Text on screen: Marc P. Seidner, CIO Non-traditional Strategies
Marc Seidner: Yeah. I mean, I would reinforce what Tiffany mentioned, Tina, it's a great question. It's probably the conundrum of 2021 and 2022, why do so many talk about an increasing inflation concern but there's so little response or action by the bond market.
I think part of the answer, and Tiffany mentioned this, is looking through the cycle. We are in the late stages or we are rapidly entering the late stages of an economic cycle and longer term bond yield while we think there may be pressure to rise gently from here, or moderately from here, are probably looking through the cycle.
Text on screen: Longer-term bond yields should reflect a terminal short-term interest rate plus a risk premia
Images on screen: PIMCO cyclical forum
Let's remember that longer term bond yields should reflect a terminal short-term interest rate plus a risk premia.

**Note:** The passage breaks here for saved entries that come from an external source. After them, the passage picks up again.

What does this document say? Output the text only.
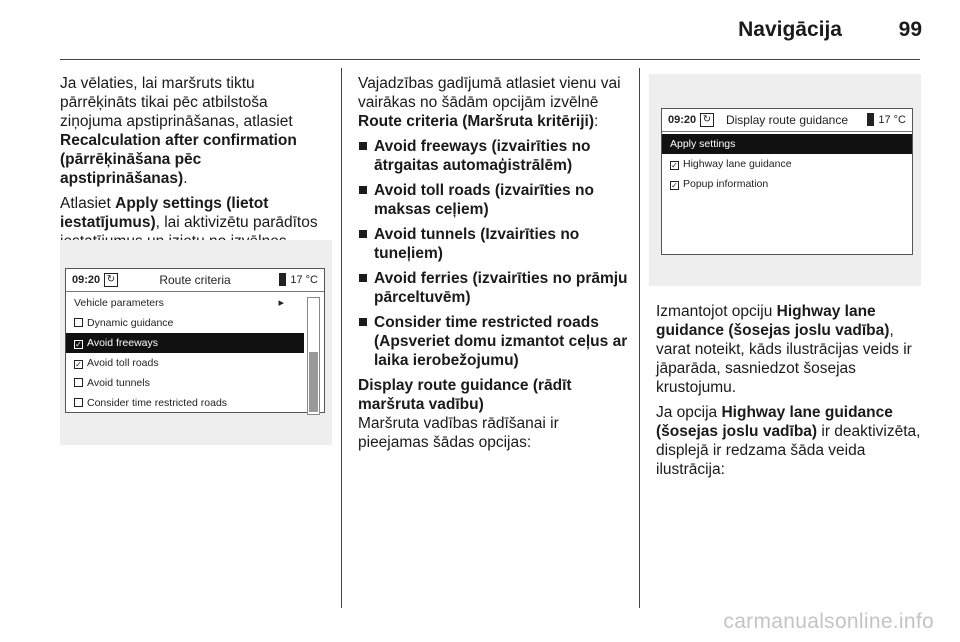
Navigācija	99

Ja vēlaties, lai maršruts tiktu pārrēķināts tikai pēc atbilstoša ziņojuma apstiprināšanas, atlasiet Recalculation after confirmation (pārrēķināšana pēc apstiprināšanas).

Atlasiet Apply settings (lietot iestatījumus), lai aktivizētu parādītos

09:20 ↻	Route criteria	17 °C
Vehicle parameters	▸
Dynamic guidance
✓ Avoid freeways
✓ Avoid toll roads
Avoid tunnels
Consider time restricted roads

Vajadzības gadījumā atlasiet vienu vai vairākas no šādām opcijām izvēlnē Route criteria (Maršruta kritēriji):

Avoid freeways (izvairīties no ātrgaitas automaģistrālēm)
Avoid toll roads (izvairīties no maksas ceļiem)
Avoid tunnels (Izvairīties no tuneļiem)
Avoid ferries (izvairīties no prāmju pārceltuvēm)
Consider time restricted roads (Apsveriet domu izmantot ceļus ar laika ierobežojumu)

Display route guidance (rādīt maršruta vadību)

Maršruta vadības rādīšanai ir pieejamas šādas opcijas:

09:20 ↻	Display route guidance	17 °C
Apply settings
✓ Highway lane guidance
✓ Popup information

Izmantojot opciju Highway lane guidance (šosejas joslu vadība), varat noteikt, kāds ilustrācijas veids ir jāparāda, sasniedzot šosejas krustojumu.

Ja opcija Highway lane guidance (šosejas joslu vadība) ir deaktivizēta, displejā ir redzama šāda veida ilustrācija:

carmanualsonline.info
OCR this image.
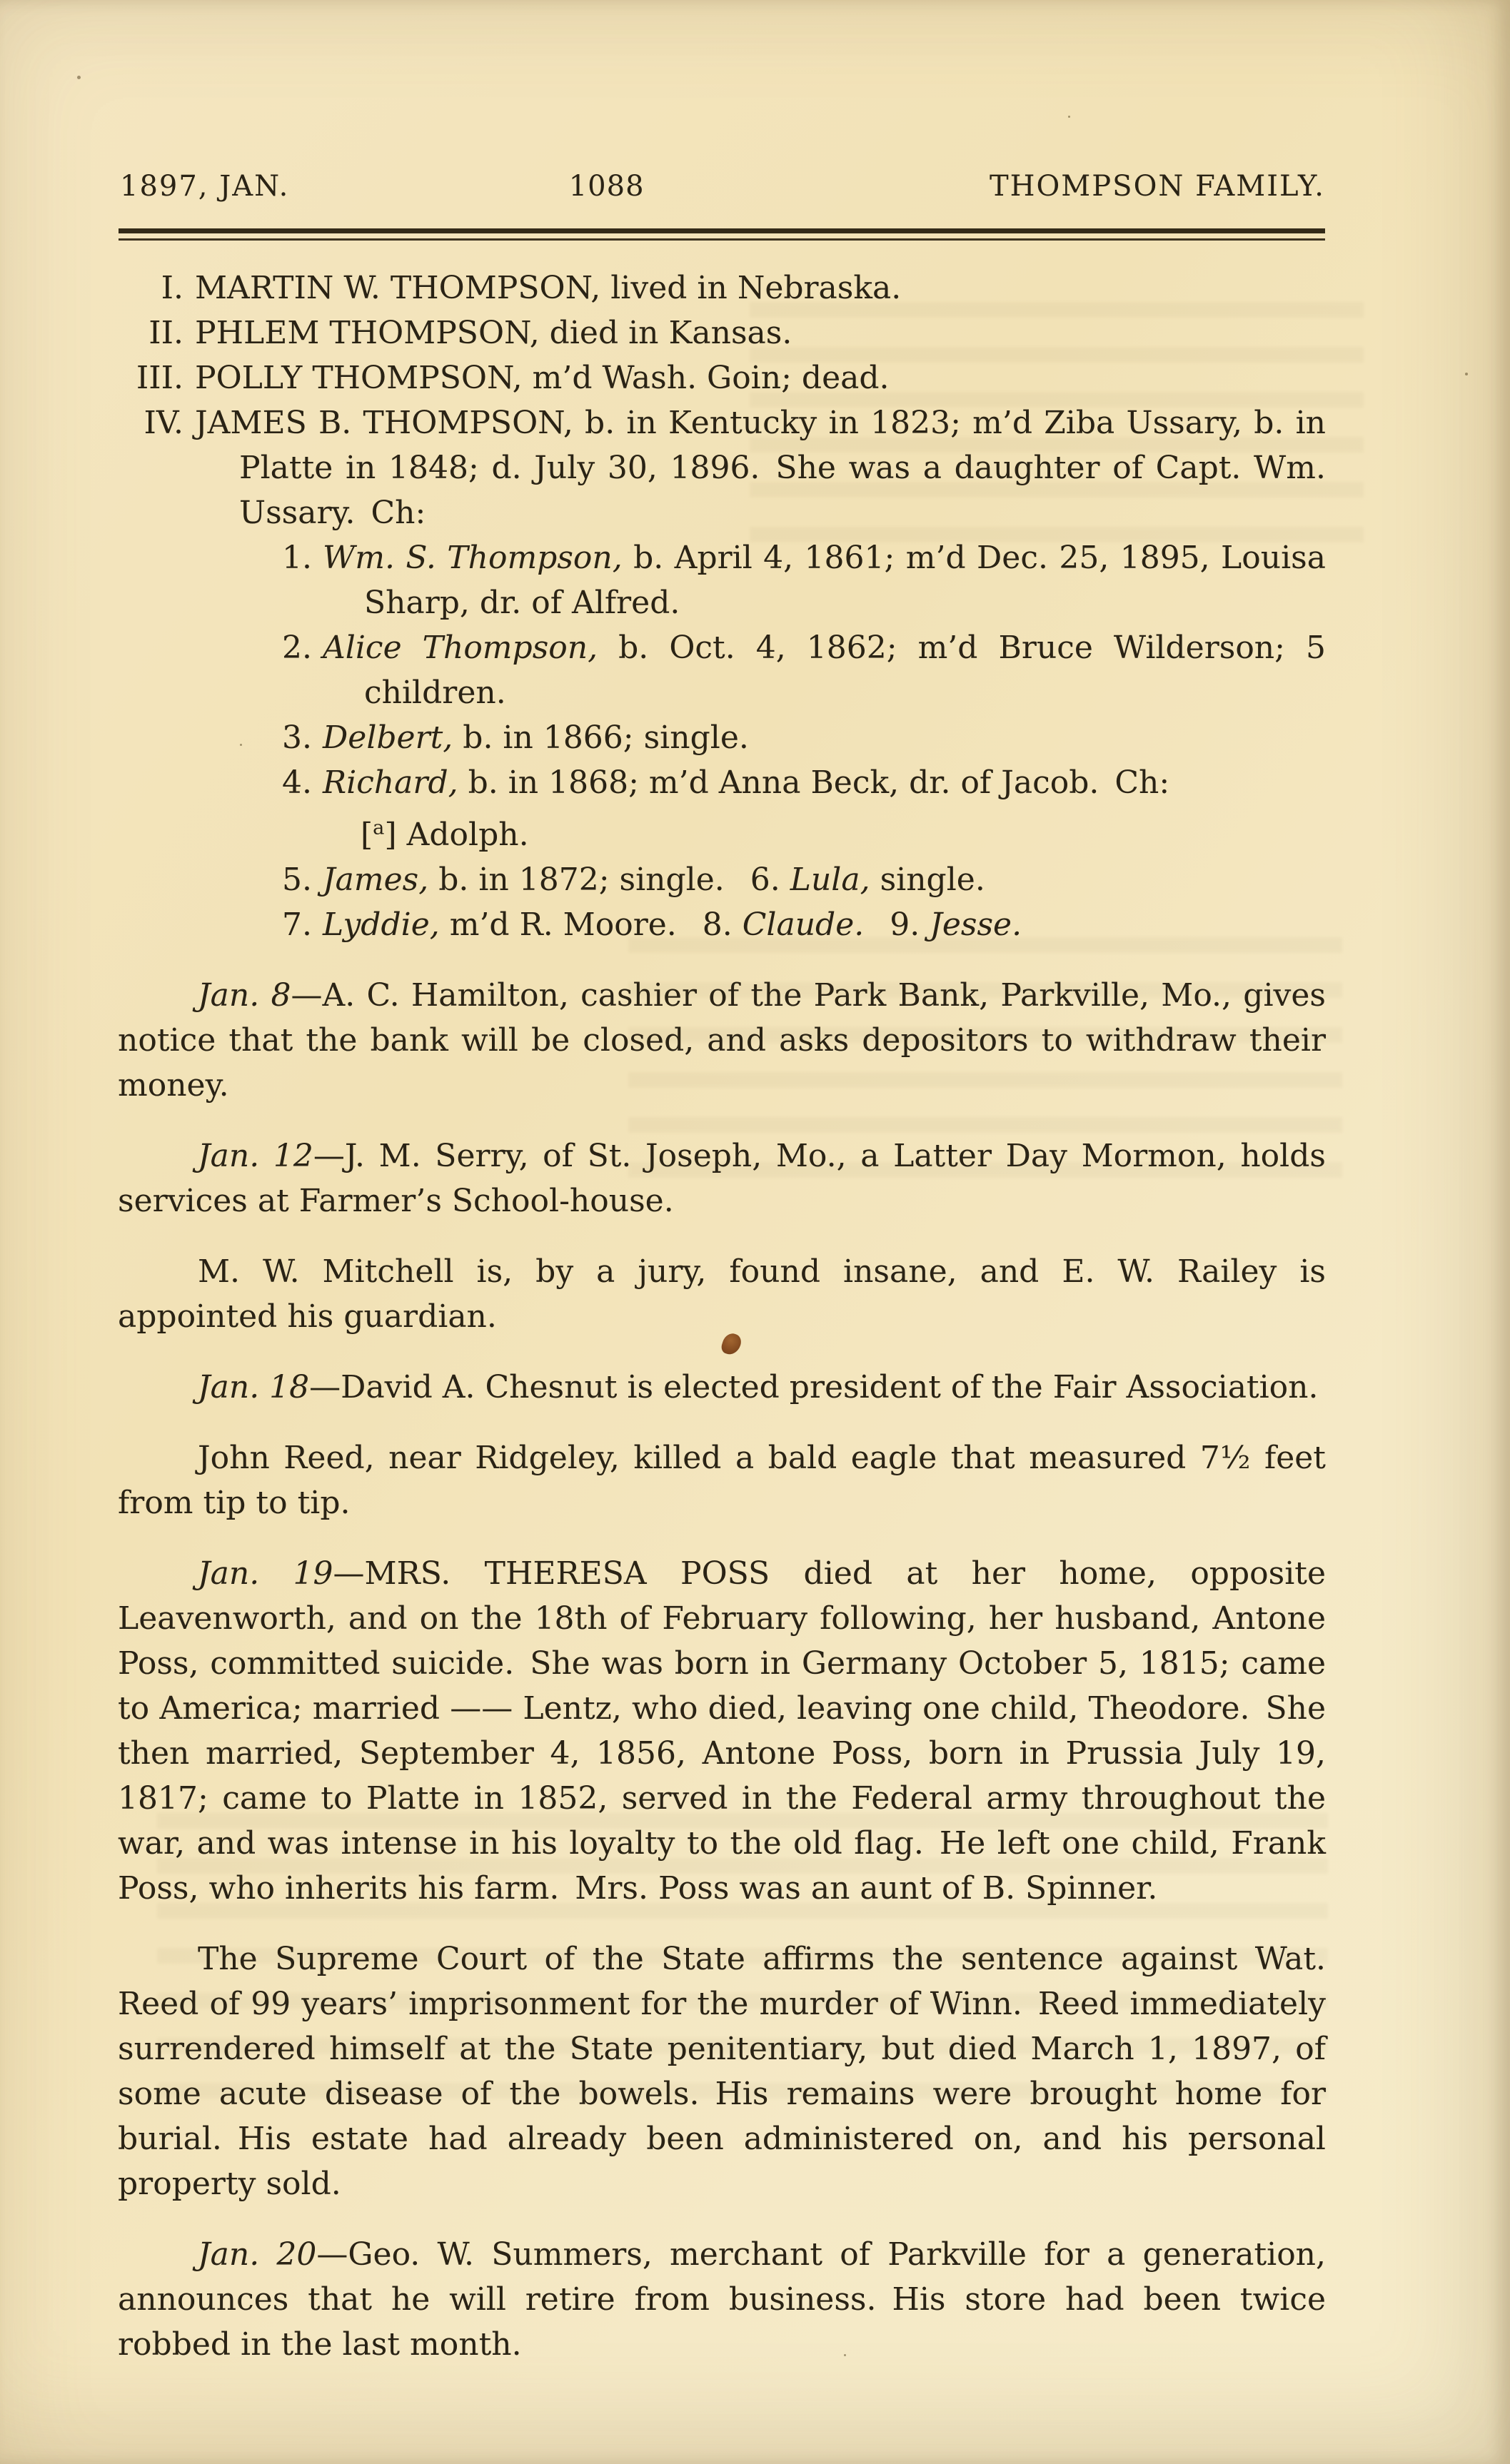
1897, JAN.	1088	THOMPSON FAMILY.
I. MARTIN W. THOMPSON, lived in Nebraska.
II. PHLEM THOMPSON, died in Kansas.
III. POLLY THOMPSON, m’d Wash. Goin; dead.
IV. JAMES B. THOMPSON, b. in Kentucky in 1823; m’d Ziba Ussary, b. in Platte in 1848; d. July 30, 1896. She was a daughter of Capt. Wm. Ussary. Ch:
1. Wm. S. Thompson, b. April 4, 1861; m’d Dec. 25, 1895, Louisa Sharp, dr. of Alfred.
2. Alice Thompson, b. Oct. 4, 1862; m’d Bruce Wilderson; 5 children.
3. Delbert, b. in 1866; single.
4. Richard, b. in 1868; m’d Anna Beck, dr. of Jacob. Ch:
[$^a$] Adolph.
5. James, b. in 1872; single.  6. Lula, single.
7. Lyddie, m’d R. Moore.  8. Claude.  9. Jesse.

Jan. 8—A. C. Hamilton, cashier of the Park Bank, Parkville, Mo., gives notice that the bank will be closed, and asks depositors to withdraw their money.

Jan. 12—J. M. Serry, of St. Joseph, Mo., a Latter Day Mormon, holds services at Farmer’s School-house.

M. W. Mitchell is, by a jury, found insane, and E. W. Railey is appointed his guardian.

Jan. 18—David A. Chesnut is elected president of the Fair Association.

John Reed, near Ridgeley, killed a bald eagle that measured 7½ feet from tip to tip.

Jan. 19—MRS. THERESA POSS died at her home, opposite Leavenworth, and on the 18th of February following, her husband, Antone Poss, committed suicide. She was born in Germany October 5, 1815; came to America; married —— Lentz, who died, leaving one child, Theodore. She then married, September 4, 1856, Antone Poss, born in Prussia July 19, 1817; came to Platte in 1852, served in the Federal army throughout the war, and was intense in his loyalty to the old flag. He left one child, Frank Poss, who inherits his farm. Mrs. Poss was an aunt of B. Spinner.

The Supreme Court of the State affirms the sentence against Wat. Reed of 99 years’ imprisonment for the murder of Winn. Reed immediately surrendered himself at the State penitentiary, but died March 1, 1897, of some acute disease of the bowels. His remains were brought home for burial. His estate had already been administered on, and his personal property sold.

Jan. 20—Geo. W. Summers, merchant of Parkville for a generation, announces that he will retire from business. His store had been twice robbed in the last month.
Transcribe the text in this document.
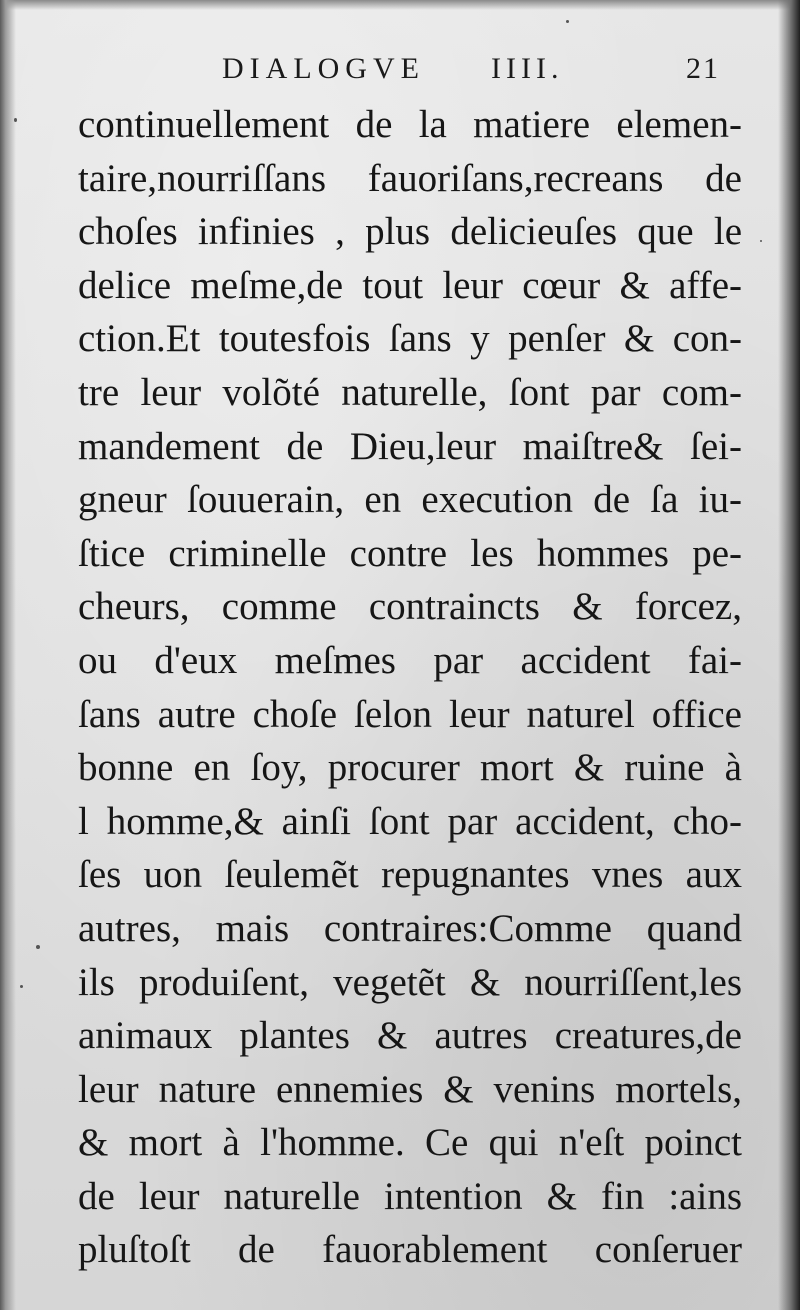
DIALOGVE IIII.	21
continuellement de la matiere elemen-
taire,nourriſſans fauoriſans,recreans de
choſes infinies , plus delicieuſes que le
delice meſme,de tout leur cœur & affe-
ction.Et toutesfois ſans y penſer & con-
tre leur volõté naturelle, ſont par com-
mandement de Dieu,leur maiſtre& ſei-
gneur ſouuerain, en execution de ſa iu-
ſtice criminelle contre les hommes pe-
cheurs, comme contraincts & forcez,
ou d'eux meſmes par accident fai-
ſans autre choſe ſelon leur naturel office
bonne en ſoy, procurer mort & ruine à
l homme,& ainſi ſont par accident, cho-
ſes uon ſeulemẽt repugnantes vnes aux
autres, mais contraires:Comme quand
ils produiſent, vegetẽt & nourriſſent,les
animaux plantes & autres creatures,de
leur nature ennemies & venins mortels,
& mort à l'homme. Ce qui n'eſt poinct
de leur naturelle intention & fin :ains
pluſtoſt de fauorablement conſeruer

And so it's not surprising that given the uncertainty that we're pricing a terminal interest rate, that it's somewhat lower than we were in the last cycle. It basically reinforces PIMCO's new neutral secular theme. And so again, while cyclically we think there's not enough of a risk premia in longer term bond yields, and there is the room for financial conditions to tighten from here, it is quite possible that this isn't that great of a conundrum in the sense that the bond market is looking through the current cycle, thinking about a longer term terminal neutral level of interest rates and anticipating that it may very well be lower in this cycle than it has been in the past for many of the reasons that PIMCO has relied on for really the last half decade in terms of new neutral thinking and new neutral levels of yields.